Recentemente, Joseph S. Stiglitz, Nobel de Economia,
disse em uma conferência que o programa protecionista implementado pelos
Estados Unidos na década de 1930, quando o país sofria uma grave crise
econômica provocada pelo colapso da Bolsa em 1929, foi "um fator
importante que contribuiu para a Grande Depressão".
"Não
foi um programa de criação de emprego.
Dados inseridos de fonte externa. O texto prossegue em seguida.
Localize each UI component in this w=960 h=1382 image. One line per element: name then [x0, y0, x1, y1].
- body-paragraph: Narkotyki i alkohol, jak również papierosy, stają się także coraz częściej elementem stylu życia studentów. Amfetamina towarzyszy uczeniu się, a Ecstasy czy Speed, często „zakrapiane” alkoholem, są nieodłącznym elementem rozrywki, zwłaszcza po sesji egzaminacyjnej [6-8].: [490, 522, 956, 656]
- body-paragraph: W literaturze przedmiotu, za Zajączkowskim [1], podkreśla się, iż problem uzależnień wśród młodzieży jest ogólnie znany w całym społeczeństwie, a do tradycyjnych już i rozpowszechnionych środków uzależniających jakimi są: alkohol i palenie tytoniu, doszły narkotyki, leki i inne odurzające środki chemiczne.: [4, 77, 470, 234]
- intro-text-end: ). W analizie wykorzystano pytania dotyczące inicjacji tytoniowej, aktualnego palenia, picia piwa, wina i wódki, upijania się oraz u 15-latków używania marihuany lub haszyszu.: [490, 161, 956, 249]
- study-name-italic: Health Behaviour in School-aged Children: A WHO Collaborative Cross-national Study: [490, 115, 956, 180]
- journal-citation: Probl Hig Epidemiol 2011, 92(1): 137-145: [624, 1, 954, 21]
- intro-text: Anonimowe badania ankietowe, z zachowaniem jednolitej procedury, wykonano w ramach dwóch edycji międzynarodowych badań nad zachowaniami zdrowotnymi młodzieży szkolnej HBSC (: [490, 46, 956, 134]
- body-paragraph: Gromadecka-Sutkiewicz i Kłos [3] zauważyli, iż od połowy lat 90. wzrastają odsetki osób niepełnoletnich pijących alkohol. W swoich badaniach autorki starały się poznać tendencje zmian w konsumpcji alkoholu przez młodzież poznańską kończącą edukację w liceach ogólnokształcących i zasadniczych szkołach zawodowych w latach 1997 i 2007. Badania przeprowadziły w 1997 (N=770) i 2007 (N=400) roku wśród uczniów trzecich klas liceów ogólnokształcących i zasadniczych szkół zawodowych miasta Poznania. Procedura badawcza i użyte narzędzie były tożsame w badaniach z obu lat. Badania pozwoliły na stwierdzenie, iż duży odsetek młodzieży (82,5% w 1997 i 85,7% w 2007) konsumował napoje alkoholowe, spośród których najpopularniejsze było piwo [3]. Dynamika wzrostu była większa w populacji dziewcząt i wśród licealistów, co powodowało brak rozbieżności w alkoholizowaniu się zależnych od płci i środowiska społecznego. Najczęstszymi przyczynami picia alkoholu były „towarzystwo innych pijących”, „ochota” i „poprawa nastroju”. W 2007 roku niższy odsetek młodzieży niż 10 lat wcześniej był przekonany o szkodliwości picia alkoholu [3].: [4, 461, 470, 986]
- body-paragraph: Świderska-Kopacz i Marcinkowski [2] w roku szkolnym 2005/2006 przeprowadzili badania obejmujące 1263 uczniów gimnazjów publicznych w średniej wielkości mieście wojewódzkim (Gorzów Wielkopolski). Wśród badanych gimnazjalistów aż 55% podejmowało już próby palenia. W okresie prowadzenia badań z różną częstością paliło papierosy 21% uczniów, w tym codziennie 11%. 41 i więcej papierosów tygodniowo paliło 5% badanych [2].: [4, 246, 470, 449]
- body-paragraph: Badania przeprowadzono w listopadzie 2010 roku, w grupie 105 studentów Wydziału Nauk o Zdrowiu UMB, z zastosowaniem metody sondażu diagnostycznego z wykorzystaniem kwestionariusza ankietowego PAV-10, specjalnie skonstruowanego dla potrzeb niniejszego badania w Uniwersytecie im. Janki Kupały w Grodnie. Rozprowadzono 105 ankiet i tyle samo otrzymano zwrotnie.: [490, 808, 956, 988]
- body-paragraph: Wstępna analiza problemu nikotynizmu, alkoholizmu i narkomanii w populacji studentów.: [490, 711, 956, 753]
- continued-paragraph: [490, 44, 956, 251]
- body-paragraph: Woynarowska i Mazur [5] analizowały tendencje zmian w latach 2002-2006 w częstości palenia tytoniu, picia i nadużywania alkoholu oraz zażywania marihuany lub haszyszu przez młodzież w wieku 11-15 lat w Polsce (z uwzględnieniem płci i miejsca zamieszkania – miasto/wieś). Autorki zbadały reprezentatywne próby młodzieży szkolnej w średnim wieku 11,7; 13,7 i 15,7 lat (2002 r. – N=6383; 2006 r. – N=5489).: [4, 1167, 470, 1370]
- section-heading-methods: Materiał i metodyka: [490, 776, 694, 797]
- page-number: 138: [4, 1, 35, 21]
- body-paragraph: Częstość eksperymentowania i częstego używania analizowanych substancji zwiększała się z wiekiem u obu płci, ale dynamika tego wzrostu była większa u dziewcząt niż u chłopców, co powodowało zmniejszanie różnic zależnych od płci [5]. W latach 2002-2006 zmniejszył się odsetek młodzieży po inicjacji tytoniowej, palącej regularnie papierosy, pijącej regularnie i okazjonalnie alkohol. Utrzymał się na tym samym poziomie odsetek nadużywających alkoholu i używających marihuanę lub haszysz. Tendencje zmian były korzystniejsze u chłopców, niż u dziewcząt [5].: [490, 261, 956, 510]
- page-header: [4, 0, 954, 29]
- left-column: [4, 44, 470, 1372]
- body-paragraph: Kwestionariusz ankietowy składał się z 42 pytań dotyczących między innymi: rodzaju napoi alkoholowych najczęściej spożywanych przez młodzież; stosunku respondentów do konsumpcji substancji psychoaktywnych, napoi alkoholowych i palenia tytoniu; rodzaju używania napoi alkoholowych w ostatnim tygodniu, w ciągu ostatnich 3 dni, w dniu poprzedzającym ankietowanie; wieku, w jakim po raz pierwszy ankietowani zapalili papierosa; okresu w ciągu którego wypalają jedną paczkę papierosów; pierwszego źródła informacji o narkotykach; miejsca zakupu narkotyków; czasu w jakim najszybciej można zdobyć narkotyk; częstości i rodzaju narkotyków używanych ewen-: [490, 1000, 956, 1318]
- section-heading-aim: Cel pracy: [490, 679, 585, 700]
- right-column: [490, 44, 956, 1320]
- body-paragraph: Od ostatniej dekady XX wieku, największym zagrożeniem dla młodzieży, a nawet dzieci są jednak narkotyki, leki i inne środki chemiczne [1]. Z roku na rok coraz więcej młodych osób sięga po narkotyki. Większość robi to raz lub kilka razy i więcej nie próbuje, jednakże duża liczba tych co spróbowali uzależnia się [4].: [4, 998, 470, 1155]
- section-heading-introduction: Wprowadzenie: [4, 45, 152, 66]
Foi um programa de destruição de
emprego", disse Stiglitz, alertando que a imposição de tarifas por um país
pode desencadear medidas de retaliação de outros, algo que acontece
há anos entre os Estados Unidos e China, as duas maiores economias do mundo.
"Sabemos
que esse tipo de guerra comercial leva a uma redução nas condições de vida da
população", afirmou Stiglitz.
Castigados
por experiências como a da década de 1930, os líderes mundiais optaram, após o
fim da Segunda Guerra, por remover
barreiras comerciais no mundo todo, um movimento impulsionado, sobretudo, pelos
Estados Unidos.
A
assinatura em 1948 pelo Acordo Geral de Tarifas e Comércio (GATT, na sigla em
inglês) resultou em um sistema de maior abertura comercial e na eliminação
generalizada de tarifas, o que levou à criação da Organização Mundial do Comércio em 1995, um
legado que é visto positivamente pela maioria dos economistas.
Foi na
era da globalização que, segundo Erika York, "o mundo abandonou as
políticas comerciais protecionistas, movendo em direção a um sistema de
comércio aberto baseado em regras", algo que "tem gerado benefícios,
em geral, como aumento de renda, preços mais baixos e mais opções para os
consumidores"
Após a
Segunda Guerra Mundial, também se iniciou um processo de integração, que levou
à criação da União Europeia, fundamental para a
reconstrução do continente após o desastre deixado pela guerra e para o
desenvolvimento que a Europa tem experimentado desde então.
Além
disso, estudos sobre os episódios mais recentes, como as tarifas impostas a
produtos chineses durante a primeira presidência de Trump, também revelaram
mais prejuízos do que benefícios, e mostraram que quem acabou sofrendo o
impacto dessa medida foram os consumidores americanos.
¨
Tarifaço derruba venda de imóveis nos EUA
As
vendas de imóveis residenciais usados nos Estados Unidos registraram em março
sua maior queda mensal em mais de dois anos, em meio a uma crescente incerteza
econômica que afastou compradores do mercado justamente no início da crucial
temporada de vendas da primavera.
Segundo
a Associação Nacional dos Corretores de Imóveis (NAR), as vendas caíram 5,9% em
relação a fevereiro, para uma taxa anual ajustada sazonalmente de 4,02 milhões
de unidades. É a maior retração mensal desde novembro de 2022 e frustra
expectativas de uma recuperação no setor.
A
primavera costuma ser o período mais ativo do ano no mercado imobiliário, pois
muitos compradores com filhos preferem se mudar durante as férias escolares. No
entanto, mesmo com o aumento da oferta de imóveis, a demanda permanece fraca.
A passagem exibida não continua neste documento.